My eyes narrow, reading the title of the thick book Bartie had been scrutinizing. On the cover is a woman with skin paler than Amy’s and a dress so wide I doubt she’d fit through the doorway. I read the title—a history of the French Revolution.
“Why are you reading that?” I ask. I try to laugh in a genial sort of way, but the sound comes out like a garbled snort. I look at Bartie with new eyes, wary eyes. A lot of time has passed since we would follow Kayleigh and Victria to the Recorder Hall and race rocking chairs across the porch.
And the French Revolution isn’t a topic I would have thought Bartie would study.
Was he interested in the frea—I stop myself from even thinking the word—was he interested in the unusual woman on the cover of the book? Or was he interested in the guillotine cutting off the king’s head? I mentally shake myself. I’m being paranoid.
“Food,” Bartie says.
“Food?”
He nods, pushing the volume closer to me and picking up a slender book bound in green leather. “I thought it was . . . interesting. That ‘let them eat cake’ bit—I wonder if they would have even revolted if there hadn’t been the shortage of food. ”

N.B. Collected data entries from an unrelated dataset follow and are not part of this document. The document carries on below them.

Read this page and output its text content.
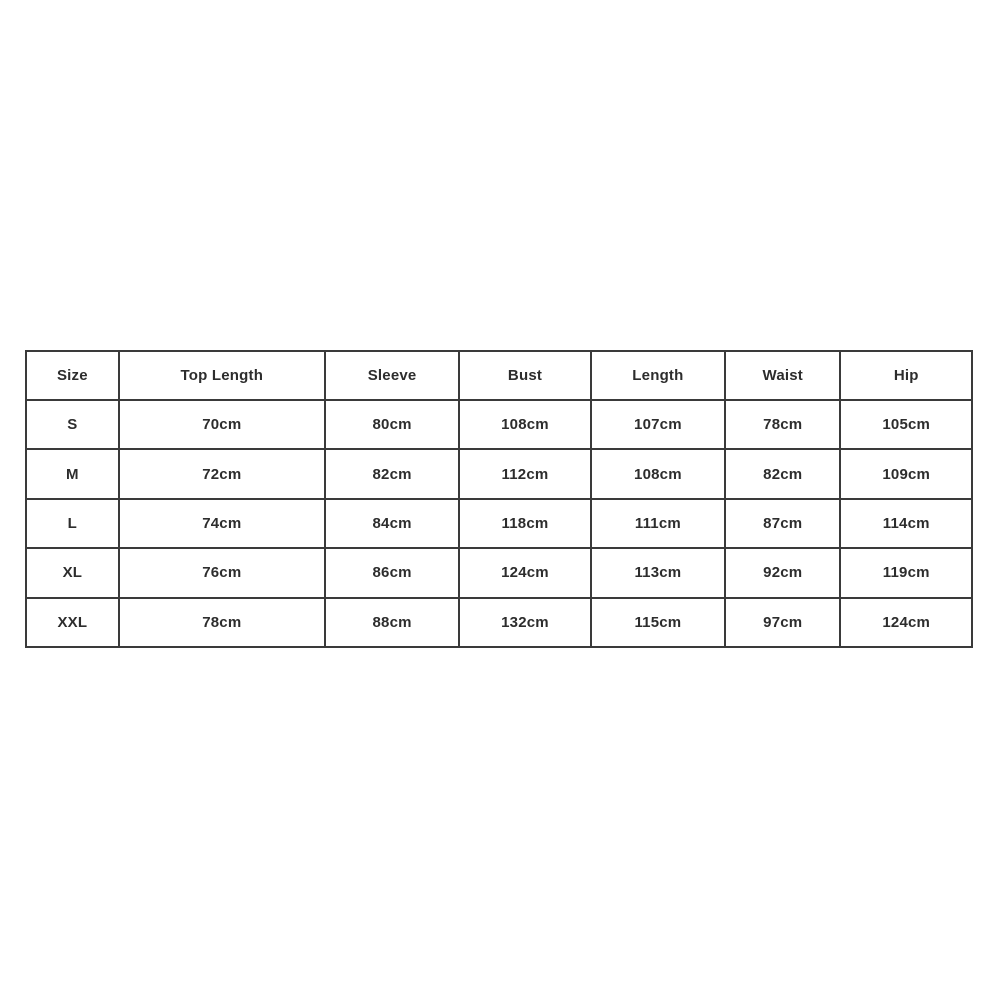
Size	Top Length	Sleeve	Bust	Length	Waist	Hip
S	70cm	80cm	108cm	107cm	78cm	105cm
M	72cm	82cm	112cm	108cm	82cm	109cm
L	74cm	84cm	118cm	111cm	87cm	114cm
XL	76cm	86cm	124cm	113cm	92cm	119cm
XXL	78cm	88cm	132cm	115cm	97cm	124cm
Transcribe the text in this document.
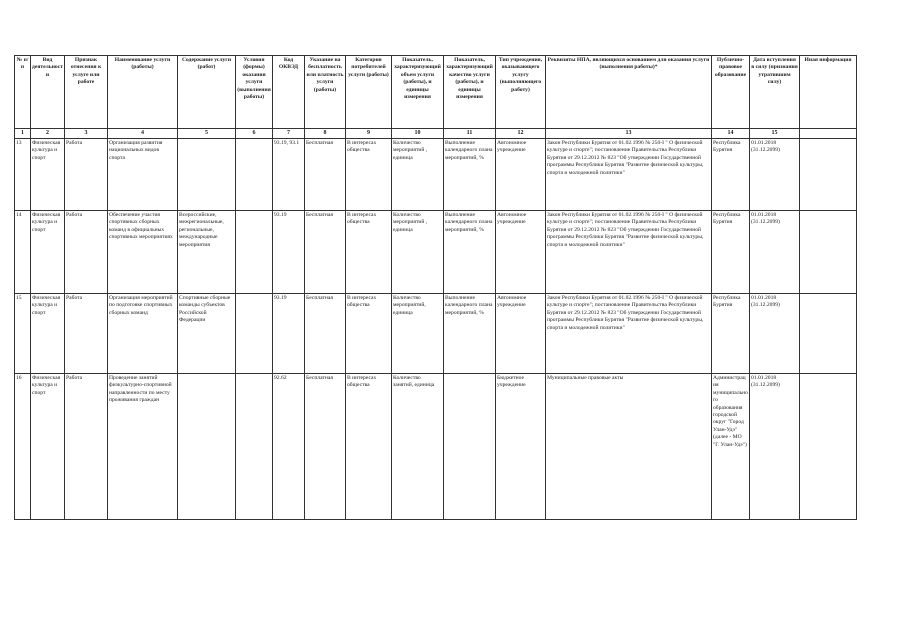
№ п/п	Вид деятельности	Признак отнесения к услуге или работе	Наименование услуги (работы)	Содержание услуги (работ)	Условия (формы) оказания услуги (выполнения работы)	Код ОКВЭД	Указание на бесплатность или платность услуги (работы)	Категория потребителей услуги (работы)	Показатель, характеризующий объем услуги (работы), и единицы измерения	Показатель, характеризующий качество услуги (работы), и единицы измерения	Тип учреждения, оказывающего услугу (выполняющего работу)	Реквизиты НПА, являющихся основанием для оказания услуги (выполнения работы)*	Публично-правовое образование	Дата вступления в силу (признания утратившим силу)	Иная информация
1	2	3	4	5	6	7	8	9	10	11	12	13	14	15	
13	Физическая культура и спорт	Работа	Организация развития национальных видов спорта			93.19, 93.1	Бесплатная	В интересах общества	Количество мероприятий , единица	Выполнение календарного плана мероприятий, %	Автономное учреждение	Закон Республики Бурятия от 01.02.1996 № 250-I " О физической культуре и спорте"; постановление Правительства Республики Бурятия от 29.12.2012 № 823 "Об утверждении Государственной программы Республики Бурятия "Развитие физической культуры, спорта и молодежной политики"	Республика Бурятия	01.01.2018 (31.12.2099)	
14	Физическая культура и спорт	Работа	Обеспечение участия спортивных сборных команд в официальных спортивных мероприятиях	Всероссийские, межрегиональные, региональные, международные мероприятия		93.19	Бесплатная	В интересах общества	Количество мероприятий , единица	Выполнение календарного плана мероприятий, %	Автономное учреждение	Закон Республики Бурятия от 01.02.1996 № 250-I " О физической культуре и спорте"; постановление Правительства Республики Бурятия от 29.12.2012 № 823 "Об утверждении Государственной программы Республики Бурятия "Развитие физической культуры, спорта и молодежной политики"	Республика Бурятия	01.01.2018 (31.12.2099)	
15	Физическая культура и спорт	Работа	Организация мероприятий по подготовке спортивных сборных команд	Спортивные сборные команды субъектов Российской Федерации		93.19	Бесплатная	В интересах общества	Количество мероприятий, единица	Выполнение календарного плана мероприятий, %	Автономное учреждение	Закон Республики Бурятия от 01.02.1996 № 250-I " О физической культуре и спорте"; постановление Правительства Республики Бурятия от 29.12.2012 № 823 "Об утверждении Государственной программы Республики Бурятия "Развитие физической культуры, спорта и молодежной политики"	Республика Бурятия	01.01.2018 (31.12.2099)	
16	Физическая культура и спорт	Работа	Проведение занятий физкультурно-спортивной направленности по месту проживания граждан			92.62	Бесплатная	В интересах общества	Количество занятий, единица		Бюджетное учреждение	Муниципальные правовые акты	Администрация муниципального образования городской округ "Город Улан-Удэ" (далее - МО "Г. Улан-Удэ")	01.01.2018 (31.12.2099)	
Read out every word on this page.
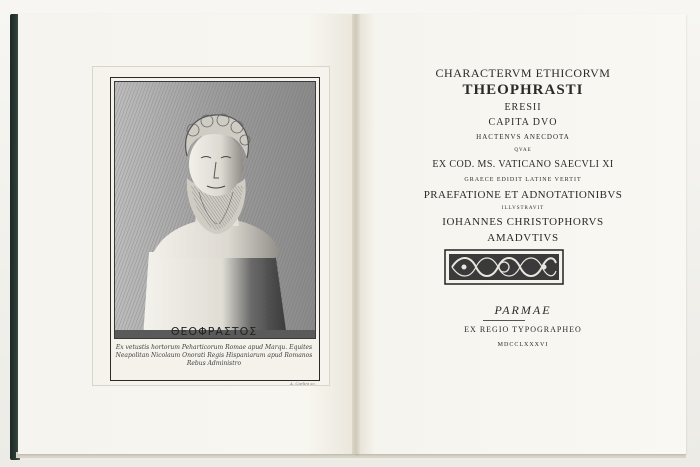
ΘΕΟΦΡΑΣΤΟΣ
Ex vetustis hortorum Peharticorum Romae apud Marqu. Equites Neapolitan Nicolaum Onorati Regis Hispaniarum apud Romanos Rebus Administro
A. Carlini sc.
CHARACTERVM ETHICORVM
THEOPHRASTI
ERESII
CAPITA DVO
HACTENVS ANECDOTA
QVAE
EX COD. MS. VATICANO SAECVLI XI
GRAECE EDIDIT LATINE VERTIT
PRAEFATIONE ET ADNOTATIONIBVS
ILLVSTRAVIT
IOHANNES CHRISTOPHORVS
AMADVTIVS
PARMAE
EX REGIO TYPOGRAPHEO
MDCCLXXXVI
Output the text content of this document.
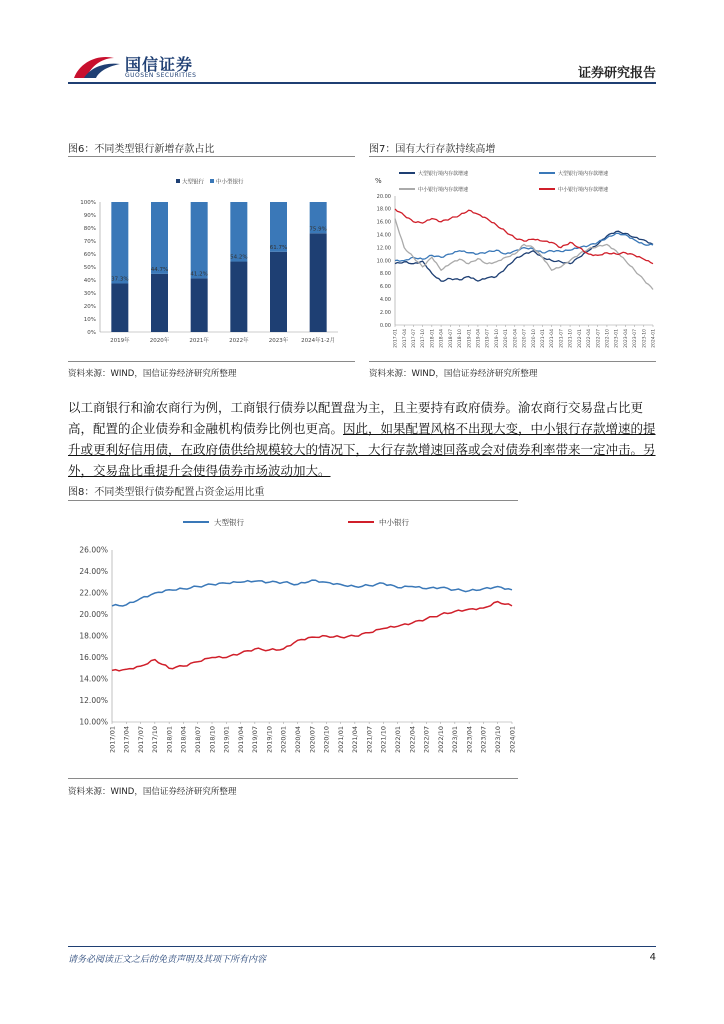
国信证券
GUOSEN SECURITIES	证券研究报告
图6：不同类型银行新增存款占比
大型银行 中小型银行
0%
10%
20%
30%
40%
50%
60%
70%
80%
90%
100%
37.3%
2019年
44.7%
2020年
41.2%
2021年
54.2%
2022年
61.7%
2023年
75.9%
2024年1-2月
资料来源：WIND，国信证券经济研究所整理
图7：国有大行存款持续高增
大型银行境内存款增速	大型银行境内存款增速
中小银行境内存款增速	中小银行境内存款增速
%
0.00
2.00
4.00
6.00
8.00
10.00
12.00
14.00
16.00
18.00
20.00
2017-01 2017-04 2017-07 2017-10 2018-01 2018-04 2018-07 2018-10 2019-01 2019-04 2019-07 2019-10 2020-01 2020-04 2020-07 2020-10 2021-01 2021-04 2021-07 2021-10 2022-01 2022-04 2022-07 2022-10 2023-01 2023-04 2023-07 2023-10 2024-01
资料来源：WIND，国信证券经济研究所整理
以工商银行和渝农商行为例，工商银行债券以配置盘为主，且主要持有政府债券。渝农商行交易盘占比更高，配置的企业债券和金融机构债券比例也更高。因此，如果配置风格不出现大变，中小银行存款增速的提升或更利好信用债，在政府债供给规模较大的情况下，大行存款增速回落或会对债券利率带来一定冲击。另外，交易盘比重提升会使得债券市场波动加大。
图8：不同类型银行债券配置占资金运用比重
大型银行	中小银行
10.00%
12.00%
14.00%
16.00%
18.00%
20.00%
22.00%
24.00%
26.00%
2017/01 2017/04 2017/07 2017/10 2018/01 2018/04 2018/07 2018/10 2019/01 2019/04 2019/07 2019/10 2020/01 2020/04 2020/07 2020/10 2021/01 2021/04 2021/07 2021/10 2022/01 2022/04 2022/07 2022/10 2023/01 2023/04 2023/07 2023/10 2024/01
资料来源：WIND，国信证券经济研究所整理
请务必阅读正文之后的免责声明及其项下所有内容	4
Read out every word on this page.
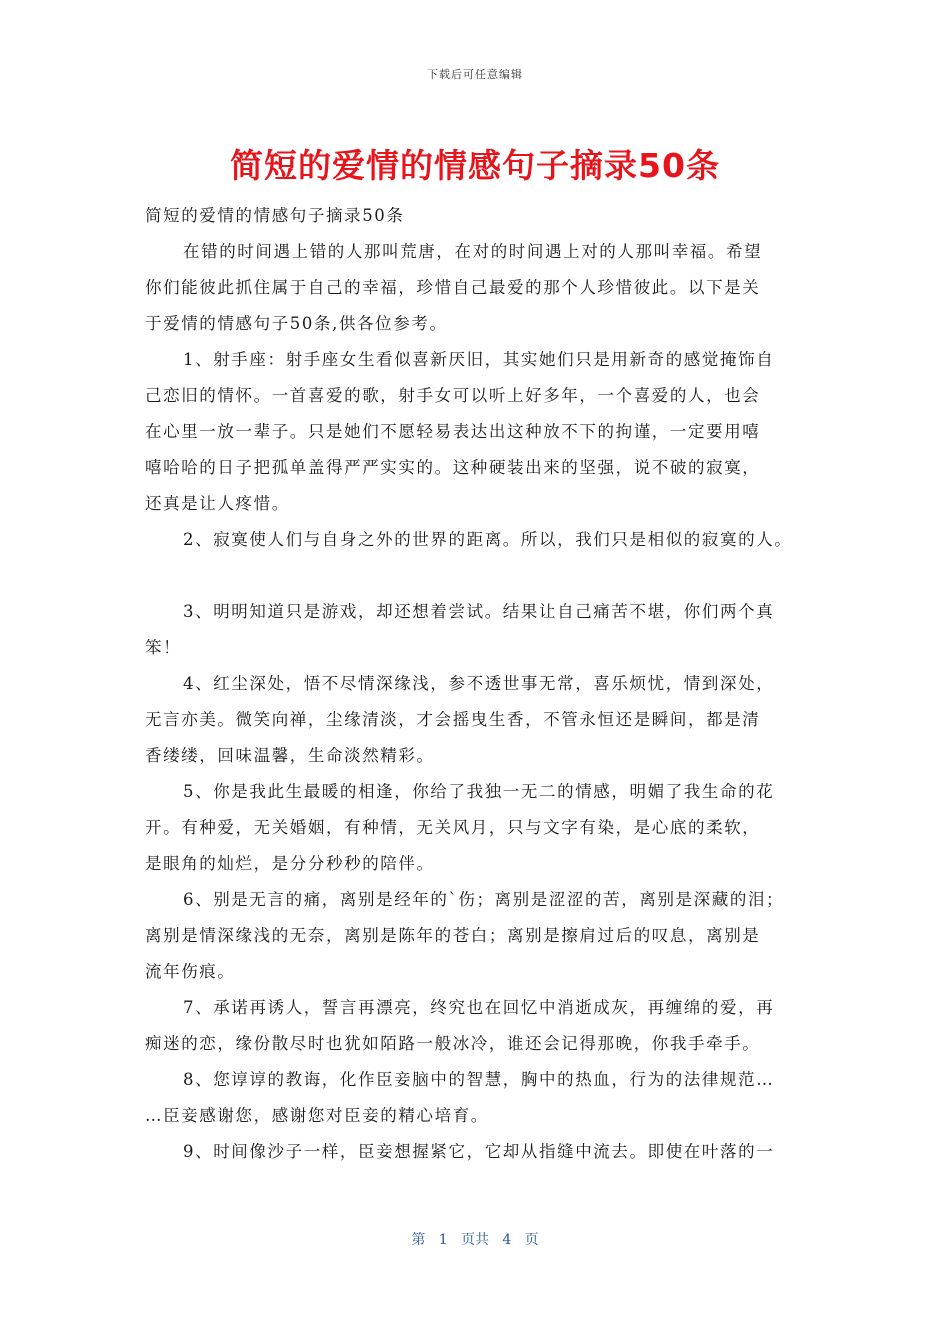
下载后可任意编辑
简短的爱情的情感句子摘录50条
简短的爱情的情感句子摘录50条
在错的时间遇上错的人那叫荒唐，在对的时间遇上对的人那叫幸福。希望
你们能彼此抓住属于自己的幸福，珍惜自己最爱的那个人珍惜彼此。以下是关
于爱情的情感句子50条,供各位参考。
1、射手座：射手座女生看似喜新厌旧，其实她们只是用新奇的感觉掩饰自
己恋旧的情怀。一首喜爱的歌，射手女可以听上好多年，一个喜爱的人，也会
在心里一放一辈子。只是她们不愿轻易表达出这种放不下的拘谨，一定要用嘻
嘻哈哈的日子把孤单盖得严严实实的。这种硬装出来的坚强，说不破的寂寞，
还真是让人疼惜。
2、寂寞使人们与自身之外的世界的距离。所以，我们只是相似的寂寞的人。
3、明明知道只是游戏，却还想着尝试。结果让自己痛苦不堪，你们两个真
笨！
4、红尘深处，悟不尽情深缘浅，参不透世事无常，喜乐烦忧，情到深处，
无言亦美。微笑向禅，尘缘清淡，才会摇曳生香，不管永恒还是瞬间，都是清
香缕缕，回味温馨，生命淡然精彩。
5、你是我此生最暖的相逢，你给了我独一无二的情感，明媚了我生命的花
开。有种爱，无关婚姻，有种情，无关风月，只与文字有染，是心底的柔软，
是眼角的灿烂，是分分秒秒的陪伴。
6、别是无言的痛，离别是经年的`伤；离别是涩涩的苦，离别是深藏的泪；
离别是情深缘浅的无奈，离别是陈年的苍白；离别是擦肩过后的叹息，离别是
流年伤痕。
7、承诺再诱人，誓言再漂亮，终究也在回忆中消逝成灰，再缠绵的爱，再
痴迷的恋，缘份散尽时也犹如陌路一般冰冷，谁还会记得那晚，你我手牵手。
8、您谆谆的教诲，化作臣妾脑中的智慧，胸中的热血，行为的法律规范…
…臣妾感谢您，感谢您对臣妾的精心培育。
9、时间像沙子一样，臣妾想握紧它，它却从指缝中流去。即使在叶落的一
第   1   页共   4   页
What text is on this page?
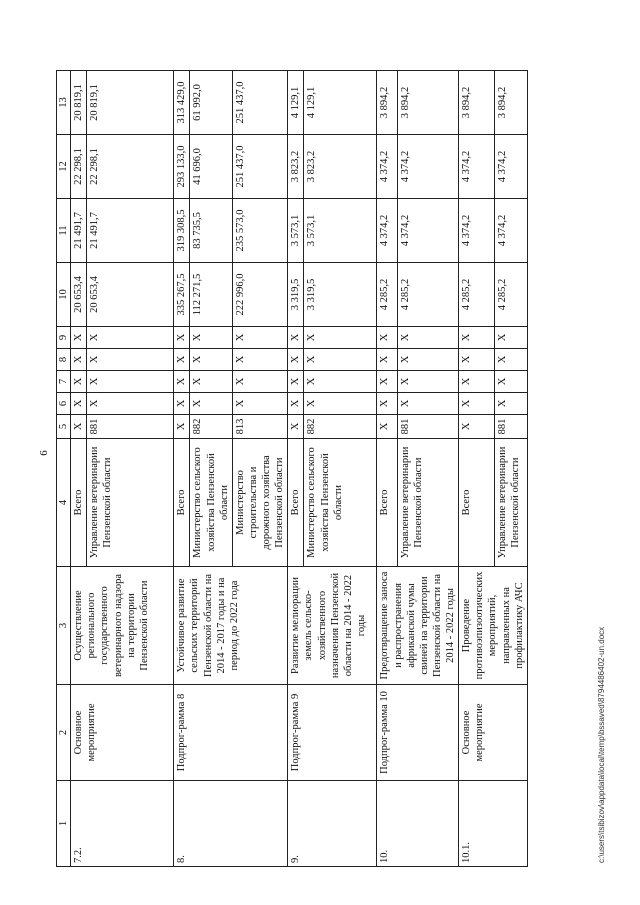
6
1	2	3	4	5	6	7	8	9	10	11	12	13
7.2.	Основное мероприятие	Осуществление регионального государственного ветеринарного надзора на территории Пензенской области	Всего	X	X	X	X	X	20 653,4	21 491,7	22 298,1	20 819,1
			Управление ветеринарии Пензенской области	881	X	X	X	X	20 653,4	21 491,7	22 298,1	20 819,1
8.	Подпрог-рамма 8	Устойчивое развитие сельских территорий Пензенской области на 2014 - 2017 годы и на период до 2022 года	Всего	X	X	X	X	X	335 267,5	319 308,5	293 133,0	313 429,0
			Министерство сельского хозяйства Пензенской области	882	X	X	X	X	112 271,5	83 735,5	41 696,0	61 992,0
			Министерство строительства и дорожного хозяйства Пензенской области	813	X	X	X	X	222 996,0	235 573,0	251 437,0	251 437,0
9.	Подпрог-рамма 9	Развитие мелиорации земель сельско-хозяйственного назначения Пензенской области на 2014 - 2022 годы	Всего	X	X	X	X	X	3 319,5	3 573,1	3 823,2	4 129,1
			Министерство сельского хозяйства Пензенской области	882	X	X	X	X	3 319,5	3 573,1	3 823,2	4 129,1
10.	Подпрог-рамма 10	Предотвращение заноса и распространения африканской чумы свиней на территории Пензенской области на 2014 - 2022 годы	Всего	X	X	X	X	X	4 285,2	4 374,2	4 374,2	3 894,2
			Управление ветеринарии Пензенской области	881	X	X	X	X	4 285,2	4 374,2	4 374,2	3 894,2
10.1.	Основное мероприятие	Проведение противоэпизоотических мероприятий, направленных на профилактику АЧС	Всего	X	X	X	X	X	4 285,2	4 374,2	4 374,2	3 894,2
			Управление ветеринарии Пензенской области	881	X	X	X	X	4 285,2	4 374,2	4 374,2	3 894,2
c:\users\tsibizov\appdata\local\temp\bssaved\8794486402-un.docx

“Maybe they were just revolting from dresses like that,” I say as I point to the voluminous swaths of silk pouring off the woman’s skirt on the cover of the book. I’m trying for levity again, but Bartie’s not laughing and neither am I—my mind is remembering the red line in the chart Marae showed me, the line that showed the decreasing food production. When the rest of the ship sees how quickly the food’s disappearing—that the ship is dead in the empty sky, and that soon we will be too—how long will it be till they, like the people in Bartie’s book, turn their farm tools into weapons and revolt?
Bartie doesn’t answer me, just flips open the smaller green book. His eyes don’t move over the letters, though, and I get the feeling he’s waiting for me to say or do something. I’m not so sure I’m just being paranoid anymore.
“Something’s going to have to change, and soon,” Bartie says, his eyes on the book. “It’s been building for months, ever since you turned them. ”
“I didn’t—” I say automatically, defensive even though there was no real accusation in his voice. “I just . . . I mean, I guess I changed them, but I changed them back. To what they’re supposed to be. What they are. ”
Bartie looks doubtful. “Either way, they’re different now. And it’s getting worse. ”
The first cause of discord, I think, is difference.
Bartie turns the page of the slender green book. “Someone’s got to do something. ”
The second cause of discord: lack of a strong central leader.
What does he think I’ve been doing? Shite, all I do these days is run from one problem to the next! If it’s not a strike in one district, it’s complaints from another—and every problem is just a little worse than the one before it.